Precisely what is “sweeping, figurative, and ambiguous” about that very concise, very simple, very straightforward definition? Why is “rape: non-consensual sex but only if it involves a penis entering a vagina and only if the person with the vagina is the one who doesn’t consent” somehow more “objective” or “literal”?
it’s not about common sense. criminal justice is a complicated subject, not a mindless algorithm. different situations call for different results. it’s this thing called ‘nuance’ that people who take justice seriously care about. just because you can’t understand it doesn’t mean it’s incongruous or contradictory, it just means you don’t understand it. mens rea is a really complicated thing with a lot gray areas. this is a thing we do because we believe in justice, not blind retribution. if you want to live in a country with one-size-fits-all laws, idk move to a fascist dictatorship or something. youll find their laws a lot simpler and easier to understand.
there’s nothing ‘objective’ about your definition. it’s quite plainly chosen because it makes rape into a thing youre comfortable with rape being. don’t be disingenuous. and again, please stop quoting people with no expertise on the subject as if they were authority figures. john derbyshire is a mathematician and a linguist. ive read prime obsession; it was delightful. ive read his writing on other subjects, its lazy and shows lack of serious thought.
if you are going to quote someone, pick them because their ideas have the power of persuasion, not because they said what you already wanted to believe was true.
because theyre quite clearly fields that blend into each other and any serious student of the law recognizes that delineating the boundaries is hard work. why are you so obsessed with taking critical thinking out of criminal law? what perverse definition of justice do you think that serves?

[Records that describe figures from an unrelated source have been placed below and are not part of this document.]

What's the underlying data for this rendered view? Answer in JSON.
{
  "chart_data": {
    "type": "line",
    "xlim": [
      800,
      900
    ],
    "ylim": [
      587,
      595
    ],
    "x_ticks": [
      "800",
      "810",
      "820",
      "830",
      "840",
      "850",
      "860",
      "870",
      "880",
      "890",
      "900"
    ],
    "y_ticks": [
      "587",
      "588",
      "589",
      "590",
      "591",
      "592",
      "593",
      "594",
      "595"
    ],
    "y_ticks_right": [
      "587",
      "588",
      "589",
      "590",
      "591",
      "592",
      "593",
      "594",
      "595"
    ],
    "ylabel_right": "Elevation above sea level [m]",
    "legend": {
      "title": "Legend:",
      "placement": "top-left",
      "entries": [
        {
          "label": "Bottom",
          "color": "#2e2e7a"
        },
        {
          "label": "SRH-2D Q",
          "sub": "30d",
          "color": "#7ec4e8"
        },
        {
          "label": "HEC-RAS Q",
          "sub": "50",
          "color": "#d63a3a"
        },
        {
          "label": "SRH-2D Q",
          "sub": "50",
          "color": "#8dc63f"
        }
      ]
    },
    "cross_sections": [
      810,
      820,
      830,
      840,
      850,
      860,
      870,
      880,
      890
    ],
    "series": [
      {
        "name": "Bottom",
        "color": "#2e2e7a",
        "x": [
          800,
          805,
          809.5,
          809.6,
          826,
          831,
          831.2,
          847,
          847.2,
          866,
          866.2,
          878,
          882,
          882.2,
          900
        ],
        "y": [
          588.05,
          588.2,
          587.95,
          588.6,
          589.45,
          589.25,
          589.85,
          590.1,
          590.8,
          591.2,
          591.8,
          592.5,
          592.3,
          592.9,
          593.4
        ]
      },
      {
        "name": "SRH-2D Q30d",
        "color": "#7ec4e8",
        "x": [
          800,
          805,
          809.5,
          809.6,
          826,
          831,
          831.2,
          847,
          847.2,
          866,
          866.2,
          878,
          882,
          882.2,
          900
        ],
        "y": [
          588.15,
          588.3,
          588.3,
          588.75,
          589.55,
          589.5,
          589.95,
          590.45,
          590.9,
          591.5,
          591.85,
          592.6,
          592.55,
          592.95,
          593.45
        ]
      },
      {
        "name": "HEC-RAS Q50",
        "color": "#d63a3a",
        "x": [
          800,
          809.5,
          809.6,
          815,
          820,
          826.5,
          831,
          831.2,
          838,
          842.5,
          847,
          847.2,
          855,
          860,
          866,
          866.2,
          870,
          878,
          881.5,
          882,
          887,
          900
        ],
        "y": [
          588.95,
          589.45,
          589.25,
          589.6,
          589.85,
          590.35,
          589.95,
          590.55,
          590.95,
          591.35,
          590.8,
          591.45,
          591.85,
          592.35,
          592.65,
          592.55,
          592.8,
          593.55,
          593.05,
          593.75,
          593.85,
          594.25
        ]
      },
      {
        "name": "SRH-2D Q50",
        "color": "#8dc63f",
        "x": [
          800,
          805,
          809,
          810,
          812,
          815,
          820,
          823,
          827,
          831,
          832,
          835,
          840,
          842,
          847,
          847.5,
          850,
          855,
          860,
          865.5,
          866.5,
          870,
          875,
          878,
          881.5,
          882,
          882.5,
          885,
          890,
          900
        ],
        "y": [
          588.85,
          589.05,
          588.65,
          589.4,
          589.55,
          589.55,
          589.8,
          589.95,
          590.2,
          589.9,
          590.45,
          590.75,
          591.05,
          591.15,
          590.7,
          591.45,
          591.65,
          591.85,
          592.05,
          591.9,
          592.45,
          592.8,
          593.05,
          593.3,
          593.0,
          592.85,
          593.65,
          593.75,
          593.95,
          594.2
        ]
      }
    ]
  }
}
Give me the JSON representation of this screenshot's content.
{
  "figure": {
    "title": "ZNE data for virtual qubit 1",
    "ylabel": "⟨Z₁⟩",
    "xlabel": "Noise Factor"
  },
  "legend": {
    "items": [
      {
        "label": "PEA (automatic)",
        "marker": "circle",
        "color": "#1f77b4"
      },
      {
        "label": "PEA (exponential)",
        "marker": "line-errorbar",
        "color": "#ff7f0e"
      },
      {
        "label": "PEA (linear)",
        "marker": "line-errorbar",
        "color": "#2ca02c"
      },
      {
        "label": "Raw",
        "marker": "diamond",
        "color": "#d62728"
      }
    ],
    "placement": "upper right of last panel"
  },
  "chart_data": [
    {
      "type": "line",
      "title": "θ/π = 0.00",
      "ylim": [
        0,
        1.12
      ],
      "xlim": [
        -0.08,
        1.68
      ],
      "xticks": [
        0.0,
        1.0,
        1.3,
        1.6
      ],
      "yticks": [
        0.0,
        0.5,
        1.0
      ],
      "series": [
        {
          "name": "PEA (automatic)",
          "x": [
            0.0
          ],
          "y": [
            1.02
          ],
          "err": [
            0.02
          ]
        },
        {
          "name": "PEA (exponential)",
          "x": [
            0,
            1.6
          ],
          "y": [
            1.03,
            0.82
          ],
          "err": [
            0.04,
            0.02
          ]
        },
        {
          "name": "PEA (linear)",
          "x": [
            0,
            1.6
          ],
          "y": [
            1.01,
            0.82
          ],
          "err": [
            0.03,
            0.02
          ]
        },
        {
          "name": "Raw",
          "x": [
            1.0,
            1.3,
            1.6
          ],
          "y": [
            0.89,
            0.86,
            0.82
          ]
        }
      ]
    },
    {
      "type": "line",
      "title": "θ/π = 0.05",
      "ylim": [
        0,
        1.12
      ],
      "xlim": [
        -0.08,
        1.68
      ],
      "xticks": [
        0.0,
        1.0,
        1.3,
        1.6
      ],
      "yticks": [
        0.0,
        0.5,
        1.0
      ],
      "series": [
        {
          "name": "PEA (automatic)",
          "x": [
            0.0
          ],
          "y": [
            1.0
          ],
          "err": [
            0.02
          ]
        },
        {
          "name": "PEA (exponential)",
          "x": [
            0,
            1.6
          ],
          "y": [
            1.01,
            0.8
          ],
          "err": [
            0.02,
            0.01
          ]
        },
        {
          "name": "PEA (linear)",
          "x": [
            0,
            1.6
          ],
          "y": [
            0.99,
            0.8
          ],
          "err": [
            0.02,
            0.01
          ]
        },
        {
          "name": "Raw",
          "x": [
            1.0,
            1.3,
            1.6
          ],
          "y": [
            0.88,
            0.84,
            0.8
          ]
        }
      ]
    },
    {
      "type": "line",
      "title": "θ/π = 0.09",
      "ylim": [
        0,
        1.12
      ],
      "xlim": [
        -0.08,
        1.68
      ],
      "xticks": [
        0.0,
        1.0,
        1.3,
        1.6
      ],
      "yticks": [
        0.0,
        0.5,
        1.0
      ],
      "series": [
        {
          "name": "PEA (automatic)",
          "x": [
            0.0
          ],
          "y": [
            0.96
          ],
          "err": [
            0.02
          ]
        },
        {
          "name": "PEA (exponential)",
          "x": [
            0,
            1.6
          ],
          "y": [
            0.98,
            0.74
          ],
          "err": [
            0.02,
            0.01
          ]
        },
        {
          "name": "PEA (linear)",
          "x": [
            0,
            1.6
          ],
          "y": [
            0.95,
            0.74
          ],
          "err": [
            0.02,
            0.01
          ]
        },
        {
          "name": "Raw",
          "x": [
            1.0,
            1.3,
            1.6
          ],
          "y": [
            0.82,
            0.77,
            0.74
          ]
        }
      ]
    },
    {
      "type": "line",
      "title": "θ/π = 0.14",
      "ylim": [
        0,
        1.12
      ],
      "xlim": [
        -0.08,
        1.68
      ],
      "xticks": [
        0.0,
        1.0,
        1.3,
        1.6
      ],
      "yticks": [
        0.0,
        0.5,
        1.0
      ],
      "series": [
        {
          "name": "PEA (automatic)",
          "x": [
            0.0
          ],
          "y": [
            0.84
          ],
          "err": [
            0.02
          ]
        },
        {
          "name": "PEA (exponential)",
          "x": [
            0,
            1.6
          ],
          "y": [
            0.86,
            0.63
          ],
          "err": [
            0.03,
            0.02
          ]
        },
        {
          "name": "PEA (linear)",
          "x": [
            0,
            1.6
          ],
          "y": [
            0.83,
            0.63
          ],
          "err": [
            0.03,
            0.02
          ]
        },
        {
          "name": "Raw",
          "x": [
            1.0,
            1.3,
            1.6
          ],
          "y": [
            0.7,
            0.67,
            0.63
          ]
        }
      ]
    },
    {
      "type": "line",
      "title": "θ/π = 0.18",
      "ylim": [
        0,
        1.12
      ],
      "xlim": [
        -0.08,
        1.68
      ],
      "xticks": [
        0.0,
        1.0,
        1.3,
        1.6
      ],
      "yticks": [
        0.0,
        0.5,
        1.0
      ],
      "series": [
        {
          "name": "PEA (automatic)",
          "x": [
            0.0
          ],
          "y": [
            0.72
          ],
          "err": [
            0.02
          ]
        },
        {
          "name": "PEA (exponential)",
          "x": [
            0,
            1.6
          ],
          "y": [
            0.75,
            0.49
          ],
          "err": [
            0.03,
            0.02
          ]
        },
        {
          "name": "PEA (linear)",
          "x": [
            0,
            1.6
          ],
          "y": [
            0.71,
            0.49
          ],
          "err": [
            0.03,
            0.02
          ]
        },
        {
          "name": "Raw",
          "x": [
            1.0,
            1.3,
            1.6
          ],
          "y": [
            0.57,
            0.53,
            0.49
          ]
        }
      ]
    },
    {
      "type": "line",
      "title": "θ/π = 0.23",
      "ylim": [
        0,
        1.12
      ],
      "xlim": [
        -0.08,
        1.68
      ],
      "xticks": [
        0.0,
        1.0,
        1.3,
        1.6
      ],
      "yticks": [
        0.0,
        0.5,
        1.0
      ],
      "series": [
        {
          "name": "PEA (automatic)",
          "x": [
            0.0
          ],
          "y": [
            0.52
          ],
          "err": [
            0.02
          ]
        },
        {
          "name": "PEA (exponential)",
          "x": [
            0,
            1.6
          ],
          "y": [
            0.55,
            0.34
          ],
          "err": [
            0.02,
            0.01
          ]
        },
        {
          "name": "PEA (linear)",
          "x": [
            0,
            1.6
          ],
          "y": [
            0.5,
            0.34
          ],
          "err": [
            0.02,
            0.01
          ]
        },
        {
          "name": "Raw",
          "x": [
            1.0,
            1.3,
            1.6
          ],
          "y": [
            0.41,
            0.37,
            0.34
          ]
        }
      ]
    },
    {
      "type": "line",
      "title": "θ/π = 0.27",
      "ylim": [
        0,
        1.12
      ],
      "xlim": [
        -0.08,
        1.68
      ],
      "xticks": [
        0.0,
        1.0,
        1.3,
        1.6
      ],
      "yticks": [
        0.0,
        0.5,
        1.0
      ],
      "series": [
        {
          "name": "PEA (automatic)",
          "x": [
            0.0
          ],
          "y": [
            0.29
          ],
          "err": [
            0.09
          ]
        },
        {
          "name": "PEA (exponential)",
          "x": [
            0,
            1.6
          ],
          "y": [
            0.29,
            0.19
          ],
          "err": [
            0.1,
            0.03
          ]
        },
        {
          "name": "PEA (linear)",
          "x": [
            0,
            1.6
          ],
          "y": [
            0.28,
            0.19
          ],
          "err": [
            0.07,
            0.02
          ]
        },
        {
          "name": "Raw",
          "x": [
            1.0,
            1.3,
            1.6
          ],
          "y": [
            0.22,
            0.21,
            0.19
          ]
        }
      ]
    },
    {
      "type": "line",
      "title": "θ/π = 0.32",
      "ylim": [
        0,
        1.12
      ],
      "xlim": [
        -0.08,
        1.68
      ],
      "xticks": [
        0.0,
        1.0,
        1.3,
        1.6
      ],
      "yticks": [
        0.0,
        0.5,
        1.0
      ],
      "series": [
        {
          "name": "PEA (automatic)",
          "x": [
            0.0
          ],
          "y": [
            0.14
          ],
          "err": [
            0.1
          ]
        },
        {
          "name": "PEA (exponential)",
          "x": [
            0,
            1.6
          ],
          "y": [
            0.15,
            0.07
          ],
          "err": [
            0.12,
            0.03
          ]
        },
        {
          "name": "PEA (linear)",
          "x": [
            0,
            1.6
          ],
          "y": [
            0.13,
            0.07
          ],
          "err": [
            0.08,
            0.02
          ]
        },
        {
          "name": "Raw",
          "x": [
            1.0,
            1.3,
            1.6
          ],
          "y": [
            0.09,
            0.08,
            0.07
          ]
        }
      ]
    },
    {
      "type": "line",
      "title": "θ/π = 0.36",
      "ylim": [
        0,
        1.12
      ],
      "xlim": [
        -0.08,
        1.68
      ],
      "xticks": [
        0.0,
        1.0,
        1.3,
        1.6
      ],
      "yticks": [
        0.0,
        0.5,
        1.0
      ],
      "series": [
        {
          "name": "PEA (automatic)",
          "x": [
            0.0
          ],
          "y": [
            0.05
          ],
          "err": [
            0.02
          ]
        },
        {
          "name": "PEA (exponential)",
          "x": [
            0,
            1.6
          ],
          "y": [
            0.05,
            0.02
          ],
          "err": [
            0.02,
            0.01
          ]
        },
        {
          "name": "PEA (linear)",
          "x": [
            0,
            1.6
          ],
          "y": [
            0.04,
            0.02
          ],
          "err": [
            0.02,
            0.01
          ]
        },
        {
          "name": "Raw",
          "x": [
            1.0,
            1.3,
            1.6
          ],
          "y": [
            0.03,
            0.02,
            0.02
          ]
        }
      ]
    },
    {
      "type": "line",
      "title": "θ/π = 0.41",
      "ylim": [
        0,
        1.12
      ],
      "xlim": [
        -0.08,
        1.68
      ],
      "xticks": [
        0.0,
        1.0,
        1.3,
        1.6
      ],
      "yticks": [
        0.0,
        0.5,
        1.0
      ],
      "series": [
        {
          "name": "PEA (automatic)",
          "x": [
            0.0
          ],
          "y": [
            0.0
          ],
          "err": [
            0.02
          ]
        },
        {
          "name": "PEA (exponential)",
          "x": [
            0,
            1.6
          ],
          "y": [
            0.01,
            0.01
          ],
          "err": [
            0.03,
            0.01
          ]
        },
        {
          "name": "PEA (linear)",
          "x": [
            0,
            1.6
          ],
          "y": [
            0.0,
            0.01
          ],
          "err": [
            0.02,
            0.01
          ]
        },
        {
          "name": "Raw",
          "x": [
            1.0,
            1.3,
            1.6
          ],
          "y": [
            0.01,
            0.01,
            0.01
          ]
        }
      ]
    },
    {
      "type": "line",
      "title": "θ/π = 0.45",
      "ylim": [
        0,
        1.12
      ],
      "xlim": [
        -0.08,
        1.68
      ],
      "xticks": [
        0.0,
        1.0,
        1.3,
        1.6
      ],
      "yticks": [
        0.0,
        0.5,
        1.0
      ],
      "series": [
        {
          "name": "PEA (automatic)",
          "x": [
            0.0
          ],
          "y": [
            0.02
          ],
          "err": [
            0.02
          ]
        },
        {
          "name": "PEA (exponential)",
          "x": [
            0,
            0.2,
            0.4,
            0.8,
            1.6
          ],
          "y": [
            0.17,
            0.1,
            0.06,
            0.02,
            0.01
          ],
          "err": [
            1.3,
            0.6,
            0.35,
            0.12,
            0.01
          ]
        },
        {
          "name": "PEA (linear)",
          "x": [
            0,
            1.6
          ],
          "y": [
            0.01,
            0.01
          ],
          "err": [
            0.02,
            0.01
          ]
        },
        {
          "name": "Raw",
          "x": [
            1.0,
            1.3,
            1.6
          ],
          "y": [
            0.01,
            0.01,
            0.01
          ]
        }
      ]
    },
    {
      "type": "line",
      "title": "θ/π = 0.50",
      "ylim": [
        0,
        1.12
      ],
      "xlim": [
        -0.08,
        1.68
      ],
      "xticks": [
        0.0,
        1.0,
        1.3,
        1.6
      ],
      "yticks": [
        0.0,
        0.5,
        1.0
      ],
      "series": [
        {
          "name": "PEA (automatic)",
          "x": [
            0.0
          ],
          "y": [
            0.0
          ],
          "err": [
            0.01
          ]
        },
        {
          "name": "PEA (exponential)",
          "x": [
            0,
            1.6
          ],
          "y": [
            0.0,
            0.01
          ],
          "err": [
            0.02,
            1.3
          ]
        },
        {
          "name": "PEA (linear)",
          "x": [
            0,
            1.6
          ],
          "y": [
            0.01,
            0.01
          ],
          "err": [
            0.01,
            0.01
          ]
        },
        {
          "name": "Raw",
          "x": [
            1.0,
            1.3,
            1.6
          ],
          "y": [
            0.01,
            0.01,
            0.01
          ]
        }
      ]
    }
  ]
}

Michael Kuehl: I don’t know if you’re defining rape “narrowly, precisely, objectively, literally” so much as you are incorrectly. What’s ambiguous and figurative about defining rape as forced, coerced, or unconsensual sexual penetration? Your state has its own definition of rape in its criminal code. On the other hand, I don’t think anyone anywhere has been convicted on a Diana Trilling theory of rape.
As for the 15- or 16-year-old being able to be charged with rape, but also not being allowed to consent legally: Read what I read in my last post. The law sets out different rights for minors at different ages depending on those rights, ages, and the minor’s situation. It’s confusing, I know — particularly for someone who doesn’t want to get it. But nonetheless there is a need for a line, the line has to be drawn somewhere, and so it is.
There is of course a difference between being victimized — being taken advantage of, being preyed on — and victimizing someone else. Your claiming that a child-rapist and a child rape victim should be treated under the same legal standard disappears that difference. It’s ridiculous.
@polliwog
he doesnt like our definition of ‘consent’. this isnt because it lacks objectivity. its that he doesnt like or understand it.but he knows that’s a terrible argument so he has to come up with some way his argument is ‘special’ and this is the best he can do, ‘why cant everything be defined so even someone as lazy as i am can understand it?’